“Renzi è un dato del paesaggio: noi nella storia politica d’Italia abbiamo sempre avuto soggetti, persone, forze, che si mettono al margine, che dicono di rafforzare il Governo indebolendolo, che dicono di sostenerlo zavorrandolo, per dimostrare che hanno la golden share”.
Partiamo così, da questa frase pronunciata da Bersani il 10 dicembre scorso a Piazza pulita, per parlare, a bocce finalmente ferme (o forse bisognerebbe dire “finita la prima manche”), di quel paesaggio, quello politico nazionale, che ci si è prospettato davanti nei giorni e nelle settimane scorse, nel corso della cosiddetta crisi al buio che ha portato Italia Viva all’uscita dal secondo governo Conte.
Certo, il tema dominante del dibattito pubblico, ma anche di quello parlamentare, è stato un altro: quali fossero, cioè, le incomprensibili ragioni alla base delle posizioni di Renzi e del suo partito.

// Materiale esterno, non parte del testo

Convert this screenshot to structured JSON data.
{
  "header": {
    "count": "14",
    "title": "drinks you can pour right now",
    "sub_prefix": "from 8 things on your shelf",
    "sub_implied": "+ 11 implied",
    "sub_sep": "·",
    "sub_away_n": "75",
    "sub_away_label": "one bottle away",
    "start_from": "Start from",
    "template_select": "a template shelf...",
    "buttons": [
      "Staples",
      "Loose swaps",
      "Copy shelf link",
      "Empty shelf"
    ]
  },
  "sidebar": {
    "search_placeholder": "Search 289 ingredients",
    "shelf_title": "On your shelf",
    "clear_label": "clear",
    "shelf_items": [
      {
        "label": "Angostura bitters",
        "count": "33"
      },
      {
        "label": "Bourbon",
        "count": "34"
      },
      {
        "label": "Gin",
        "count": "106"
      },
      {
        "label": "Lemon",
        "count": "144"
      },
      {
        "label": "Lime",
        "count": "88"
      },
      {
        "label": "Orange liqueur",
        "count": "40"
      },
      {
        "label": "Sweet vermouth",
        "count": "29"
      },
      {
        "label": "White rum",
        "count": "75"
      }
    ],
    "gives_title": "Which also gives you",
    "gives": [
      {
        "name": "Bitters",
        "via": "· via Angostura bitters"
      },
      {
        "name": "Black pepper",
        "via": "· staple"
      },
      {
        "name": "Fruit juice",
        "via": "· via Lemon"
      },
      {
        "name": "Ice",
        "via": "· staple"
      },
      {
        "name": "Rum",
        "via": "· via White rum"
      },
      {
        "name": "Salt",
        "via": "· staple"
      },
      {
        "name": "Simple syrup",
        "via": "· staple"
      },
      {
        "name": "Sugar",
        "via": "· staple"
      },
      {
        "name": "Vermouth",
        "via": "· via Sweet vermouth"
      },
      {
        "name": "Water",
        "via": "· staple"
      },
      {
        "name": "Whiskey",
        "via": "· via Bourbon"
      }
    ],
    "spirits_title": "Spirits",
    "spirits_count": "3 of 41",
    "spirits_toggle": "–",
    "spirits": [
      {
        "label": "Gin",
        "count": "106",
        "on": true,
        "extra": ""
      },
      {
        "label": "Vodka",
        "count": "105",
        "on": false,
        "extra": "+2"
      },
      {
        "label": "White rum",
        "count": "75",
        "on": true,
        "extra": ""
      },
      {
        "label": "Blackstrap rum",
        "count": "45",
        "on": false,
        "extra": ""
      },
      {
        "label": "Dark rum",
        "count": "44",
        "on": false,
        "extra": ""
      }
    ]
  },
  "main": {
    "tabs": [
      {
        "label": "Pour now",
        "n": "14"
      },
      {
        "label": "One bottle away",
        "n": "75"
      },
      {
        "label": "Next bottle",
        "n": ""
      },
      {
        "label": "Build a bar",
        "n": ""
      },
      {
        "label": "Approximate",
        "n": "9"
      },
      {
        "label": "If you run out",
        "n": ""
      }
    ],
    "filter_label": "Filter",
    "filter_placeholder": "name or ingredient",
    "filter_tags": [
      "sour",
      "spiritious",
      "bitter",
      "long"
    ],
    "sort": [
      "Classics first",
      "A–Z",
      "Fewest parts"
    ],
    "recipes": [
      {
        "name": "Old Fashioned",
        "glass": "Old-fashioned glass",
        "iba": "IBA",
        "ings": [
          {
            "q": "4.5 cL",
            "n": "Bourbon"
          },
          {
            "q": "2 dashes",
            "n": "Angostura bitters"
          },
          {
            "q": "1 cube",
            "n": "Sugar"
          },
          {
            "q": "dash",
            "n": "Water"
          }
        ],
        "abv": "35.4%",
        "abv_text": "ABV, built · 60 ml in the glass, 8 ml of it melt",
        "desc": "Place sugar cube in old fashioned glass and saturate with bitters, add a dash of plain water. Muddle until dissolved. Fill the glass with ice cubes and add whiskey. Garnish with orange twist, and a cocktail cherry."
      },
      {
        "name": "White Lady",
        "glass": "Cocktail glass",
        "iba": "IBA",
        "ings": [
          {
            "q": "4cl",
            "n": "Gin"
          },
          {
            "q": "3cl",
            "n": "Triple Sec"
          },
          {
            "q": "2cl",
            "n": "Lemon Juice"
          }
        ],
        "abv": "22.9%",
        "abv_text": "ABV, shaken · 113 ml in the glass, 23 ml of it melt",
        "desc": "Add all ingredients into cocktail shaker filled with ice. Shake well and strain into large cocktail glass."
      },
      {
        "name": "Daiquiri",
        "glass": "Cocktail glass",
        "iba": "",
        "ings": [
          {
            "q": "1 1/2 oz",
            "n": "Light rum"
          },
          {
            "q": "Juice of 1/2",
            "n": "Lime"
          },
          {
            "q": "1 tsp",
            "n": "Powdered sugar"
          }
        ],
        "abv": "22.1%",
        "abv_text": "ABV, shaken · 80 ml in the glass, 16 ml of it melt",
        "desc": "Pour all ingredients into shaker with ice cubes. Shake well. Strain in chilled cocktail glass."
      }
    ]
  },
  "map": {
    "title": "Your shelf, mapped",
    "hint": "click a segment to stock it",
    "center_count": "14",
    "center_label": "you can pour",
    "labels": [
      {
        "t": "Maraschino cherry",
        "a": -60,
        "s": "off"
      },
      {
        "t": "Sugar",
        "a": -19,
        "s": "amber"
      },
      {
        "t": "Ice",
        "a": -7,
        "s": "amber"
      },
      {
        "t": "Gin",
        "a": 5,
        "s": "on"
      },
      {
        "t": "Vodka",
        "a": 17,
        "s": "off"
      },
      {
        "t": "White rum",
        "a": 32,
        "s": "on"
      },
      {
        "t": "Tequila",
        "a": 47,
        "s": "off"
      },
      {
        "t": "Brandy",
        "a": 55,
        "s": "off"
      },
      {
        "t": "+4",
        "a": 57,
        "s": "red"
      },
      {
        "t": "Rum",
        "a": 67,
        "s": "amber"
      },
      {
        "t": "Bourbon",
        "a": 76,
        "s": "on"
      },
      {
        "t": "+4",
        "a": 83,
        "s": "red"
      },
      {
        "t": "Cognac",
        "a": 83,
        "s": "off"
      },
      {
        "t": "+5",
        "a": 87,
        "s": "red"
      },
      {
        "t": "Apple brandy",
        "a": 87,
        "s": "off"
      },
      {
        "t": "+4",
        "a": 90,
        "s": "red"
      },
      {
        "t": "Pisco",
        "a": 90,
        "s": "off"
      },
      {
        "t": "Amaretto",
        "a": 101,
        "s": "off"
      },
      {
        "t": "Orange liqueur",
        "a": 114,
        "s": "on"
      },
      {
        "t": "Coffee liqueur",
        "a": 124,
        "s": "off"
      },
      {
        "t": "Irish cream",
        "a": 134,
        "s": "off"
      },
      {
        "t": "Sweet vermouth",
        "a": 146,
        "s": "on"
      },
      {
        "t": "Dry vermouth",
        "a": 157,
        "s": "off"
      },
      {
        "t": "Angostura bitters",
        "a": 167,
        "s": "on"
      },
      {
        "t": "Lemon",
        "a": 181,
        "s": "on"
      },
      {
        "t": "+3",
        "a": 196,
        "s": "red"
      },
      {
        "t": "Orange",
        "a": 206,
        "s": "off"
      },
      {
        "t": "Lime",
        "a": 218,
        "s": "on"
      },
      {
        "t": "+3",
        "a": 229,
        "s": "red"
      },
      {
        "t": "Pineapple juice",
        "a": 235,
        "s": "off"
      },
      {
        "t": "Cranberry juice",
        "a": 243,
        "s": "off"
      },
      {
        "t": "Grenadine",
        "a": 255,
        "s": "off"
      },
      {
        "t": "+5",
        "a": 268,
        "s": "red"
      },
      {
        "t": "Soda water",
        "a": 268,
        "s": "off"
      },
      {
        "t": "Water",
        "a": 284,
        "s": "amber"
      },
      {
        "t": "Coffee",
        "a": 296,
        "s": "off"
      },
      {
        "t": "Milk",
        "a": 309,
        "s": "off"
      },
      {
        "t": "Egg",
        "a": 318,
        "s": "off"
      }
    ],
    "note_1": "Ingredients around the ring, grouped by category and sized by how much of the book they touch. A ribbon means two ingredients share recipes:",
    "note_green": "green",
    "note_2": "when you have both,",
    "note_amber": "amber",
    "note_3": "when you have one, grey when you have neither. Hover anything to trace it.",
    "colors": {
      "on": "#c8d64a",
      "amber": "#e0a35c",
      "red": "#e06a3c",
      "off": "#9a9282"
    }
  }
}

Una domanda che conteneva una affermazione chiara (“le ragioni sono incomprensibili”), e una allusione: che in quanto nascoste ed incomprensibili, fossero riconducibili ad un disturbo psicologico o, semmai, ad un interesse tutto di parte; per alcuni lecito, per altri illecito, ma di parte. In ogni caso, un comportamento irresponsabile.
Naturalmente, noi non conosciamo quali siano i presunti veri interessi di Renzi: diciamo però che le diagnosi psicanalitiche fatte a distanza non ci piacciono, né ci convincono. Per questo, al termine di un gran parlare, ci pare opportuno ripartire da questa frase di Bersani; che non allude granché alle intenzioni, specie occulte, bensì al paesaggio, ai rapporti: due concetti utili (e tutto sommato visibili) per capire dove ci troviamo.
Il paesaggio e la dinamica illustrati da Bersani con meritorie sintesi ed efficacia, corrispondono al vero: sono elementi costanti con cui la politica italiana si è spesso confrontata. D’altro canto, è buona cosa dare sempre per scontato, in linea di principio, che chi solleva una questione sia in almeno relativa buona fede: cioè che sia convinto di quello che dice.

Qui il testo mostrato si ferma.